The research, conducted by Deloitte Access Economics, finds that people who start attending religious services as adults are 1.7 times more likely to be a volunteer – and 1.5 times more likely to make donations – compared with those who have never attended religious services.
“The monetary value of this volunteering time is estimated at $339 million.” – SEIROS report
“Religiosity is associated with 194,320 additional volunteers in Australia each year, who collectively contribute 30.5 million hours in volunteering time, or 2.4 per cent of total volunteering hours in Australia,” says the report, the first by a body called the Study of the Economic Impact of Religion on Society (SEIROS).
“The monetary value of this volunteering time is estimated at $339 million. We also estimate that religiosity positively affects the likelihood of an individual to donate. Our findings suggest that religiosity brings about an additional $142 million in donations each year, or 1.7 per cent of total donations in Australia.”

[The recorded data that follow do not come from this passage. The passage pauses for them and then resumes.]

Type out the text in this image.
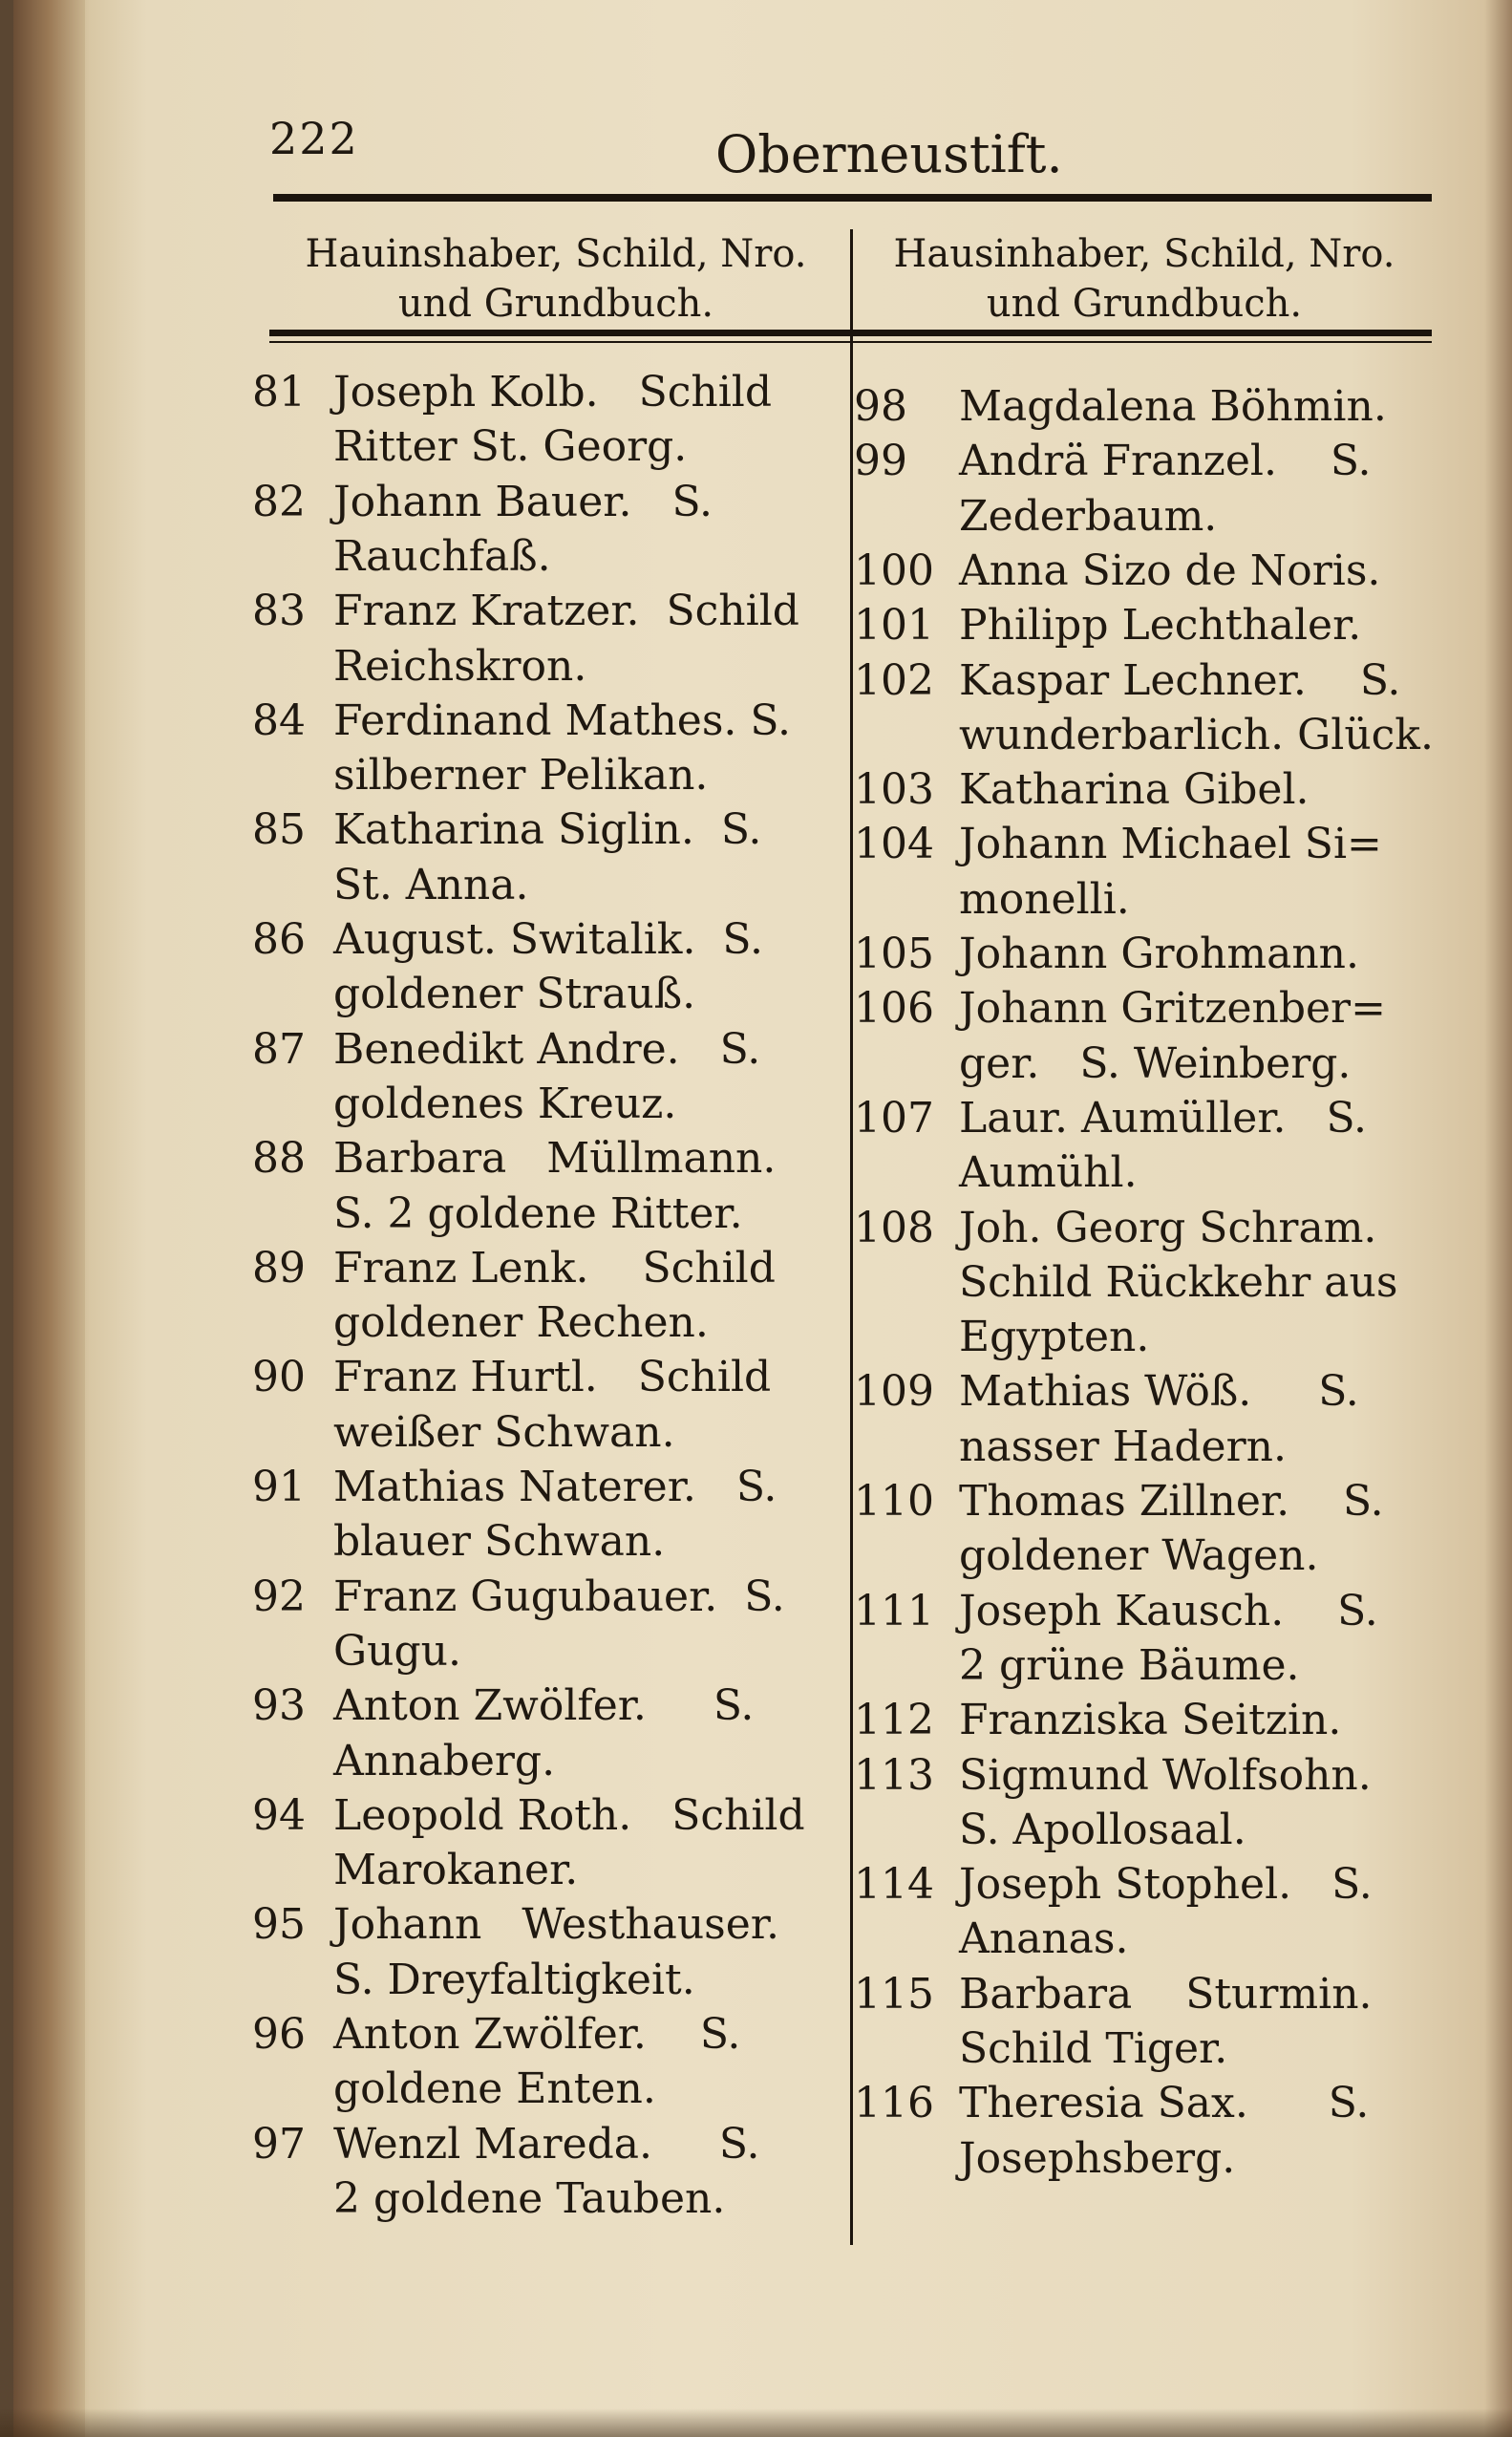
222	Oberneustift.
Hauinshaber, Schild, Nro.
und Grundbuch.
Hausinhaber, Schild, Nro.
und Grundbuch.
81 Joseph Kolb.   Schild
Ritter St. Georg.
82 Johann Bauer.   S.
Rauchfaß.
83 Franz Kratzer.  Schild
Reichskron.
84 Ferdinand Mathes. S.
silberner Pelikan.
85 Katharina Siglin.  S.
St. Anna.
86 August. Switalik.  S.
goldener Strauß.
87 Benedikt Andre.   S.
goldenes Kreuz.
88 Barbara   Müllmann.
S. 2 goldene Ritter.
89 Franz Lenk.    Schild
goldener Rechen.
90 Franz Hurtl.   Schild
weißer Schwan.
91 Mathias Naterer.   S.
blauer Schwan.
92 Franz Gugubauer.  S.
Gugu.
93 Anton Zwölfer.     S.
Annaberg.
94 Leopold Roth.   Schild
Marokaner.
95 Johann   Westhauser.
S. Dreyfaltigkeit.
96 Anton Zwölfer.    S.
goldene Enten.
97 Wenzl Mareda.     S.
2 goldene Tauben.
98 Magdalena Böhmin.
99 Andrä Franzel.    S.
Zederbaum.
100 Anna Sizo de Noris.
101 Philipp Lechthaler.
102 Kaspar Lechner.    S.
wunderbarlich. Glück.
103 Katharina Gibel.
104 Johann Michael Si=
monelli.
105 Johann Grohmann.
106 Johann Gritzenber=
ger.   S. Weinberg.
107 Laur. Aumüller.   S.
Aumühl.
108 Joh. Georg Schram.
Schild Rückkehr aus
Egypten.
109 Mathias Wöß.     S.
nasser Hadern.
110 Thomas Zillner.    S.
goldener Wagen.
111 Joseph Kausch.    S.
2 grüne Bäume.
112 Franziska Seitzin.
113 Sigmund Wolfsohn.
S. Apollosaal.
114 Joseph Stophel.   S.
Ananas.
115 Barbara    Sturmin.
Schild Tiger.
116 Theresia Sax.      S.
Josephsberg.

“In total, the annual value to society of volunteering and giving associated with religiosity is estimated to be $481 million.”
The report, prepared by economic modellers at Deloitte and based on a commissioned survey designed by SEIROS researchers, is the first to look into the general impact of religious belief on the Australian community. It is based on data from a national survey of more than 7000 Australians.
Neil Foster, a professor at Newcastle Law School who is on SEIROS’s board of reference, commented: “Australia doesn’t support religious freedom just for the economic benefits that religion can bring, but the fact is that religion does on balance amount to a force for good in the community. This research is just a start at exploring this whole area in a rigorous and evidence-based way.”
The study suggested a national survey be undertaken to provide data on the differences in the levels of volunteering and donating in society between those involved in religious activity and those not involved.